Working With Data
We can break down the process of how data flows from the Sanity Content Lake to our web pages into a few steps:
- Define a data model to establish the structure and validation rules for our data.
- Create functions to fetch and validate data according to these models.
- Invoke these functions within our Astro component scripts and inject the data into our component templates.
- Compose pages by combining our Astro components.
Let’s dive deeper into each step
Defining The Data Model
We use the term Model to refer to the structures that define and validate the shape of data used throughout the site. By establishing clear rules for data, we ensure that incoming data from the backend aligns with our expectations. This approach simplifies data management, minimizes errors, and enhances maintainability across the project.

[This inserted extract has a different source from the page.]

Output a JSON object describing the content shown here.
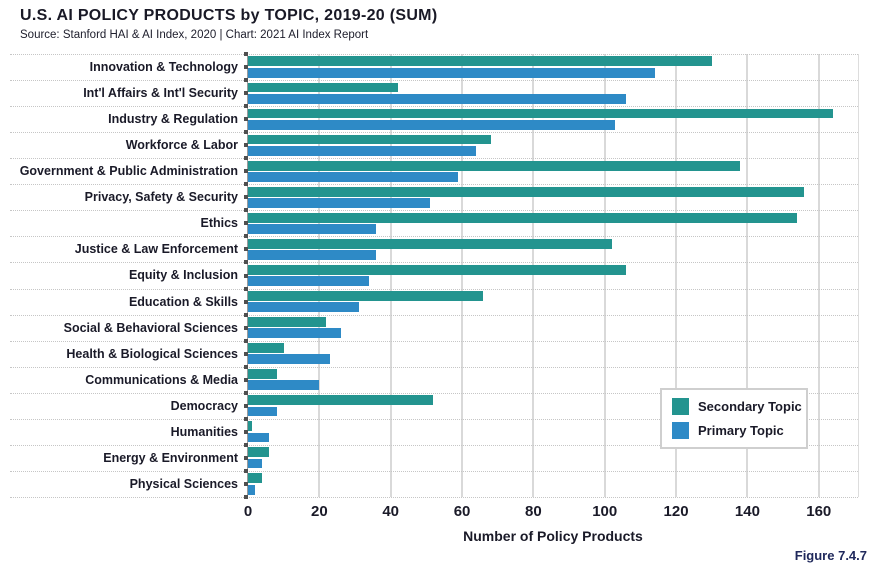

Our models consist of three components co-located in a single file inside the model folder, named after what best describes the entity we are defining, using a singular noun. For example, the one we’ll be using in the following sections is named population.ts
The three components that make up a model are…
Zod Schemas
Zod schemas define the structure and rules for validating data, ensuring they match what we expect.
The schemas use the naming convention z{entity} (z for Zod). For more information on building Zod schemas see the docs but there’s plenty of existing schemas to reference.
Here’s an example based on our ‘population’ Sanity content type:
export const zPopulation = z.object({ name: z.string(), slug: z.string(), description: z.string().nullable(), underserved: z.boolean(),});GROQ Queries
GROQ is a query language for retrieving and manipulating data from Sanity’s Content Lake.
We define our queries as part of our model as its much easier to manage them alongside the schemas that validate them (when you change a query, you normally need to update the Zod schema).
The queries use the naming convention g{entity}Query and g{entity}Projection. A complete GROQ query will usually include a selector (almost always * meaning everything), passed through a filter, followed by a projection.
For our purposes, a snippet of GROQ that will work as a complete query is named using the g{entity}Query convention. Snippets using the g{entity}Projection convention will need to be wrapped inside of a larger query using a template literal.
GROQ queries are written as template literals, passed through the groq template tag, which provides syntax highlighting and other features (provided via the Sanity extension).
Here’s an example that fetches a specific “population” document where slug.current matches the given parameter:
export const gPopulationQuery = groq`*[_type == "population" && slug.current == $population][0]{ name, "slug": slug.current, description, underserved}`;If we were to extract the projection (purely to illustrate how the naming conventions are applied) it might look something like this:
const gPopulationProjection = groq` name, "slug": slug.current, description, underserved`;
export const gPopulationQuery = groq`*[_type == "population" && slug.current == $population][0]{ ${gPopulationProjection}}`;Using GROQ effectively is outside of the scope of these docs, but I’d encourage you to read up and experiment
Inferred Types
Finally, we create the TypeScript types that we can use throughout our application, using Zod’s infer function:
export type Population = z.infer<typeof zPopulation>;Defining Functions To Fetch And Validate Data
We keep everything to do with fetching data and validating against our models inside src/common/client.ts.
This file contains an instance of a Sanity client…
export const client = createClient({ projectId: import.meta.env.SANITY_STUDIO_PROJECT_ID, dataset: import.meta.env.SANITY_STUDIO_DATASET, useCdn: true, apiVersion: import.meta.env.SANITY_STUDIO_API_VERSION,});…and a bunch of functions that return type-safe data that can be imported into our components where needed.
Here’s an example that fetches all “populations” (the content type we modelled in the previous section):
export async function getPopulations(): Promise<Population[]> { const populations = await client .fetch(gPopulationsQuery) .then((result) => zPopulation.array().parse(result));
return populations;}There’s not a lot to it. We call the client’s fetch function (client.fetch(query, params = {})) using the query that we defined in our model, then using the parse function on our Zod schema o validate the result. If the data does not conform to our model, Zod will throw an error.
And it really is that simple.
The client.fetch function also accepts a params object as a second argument if your query uses parameters. See getCategoriesByFilter in the client as an example.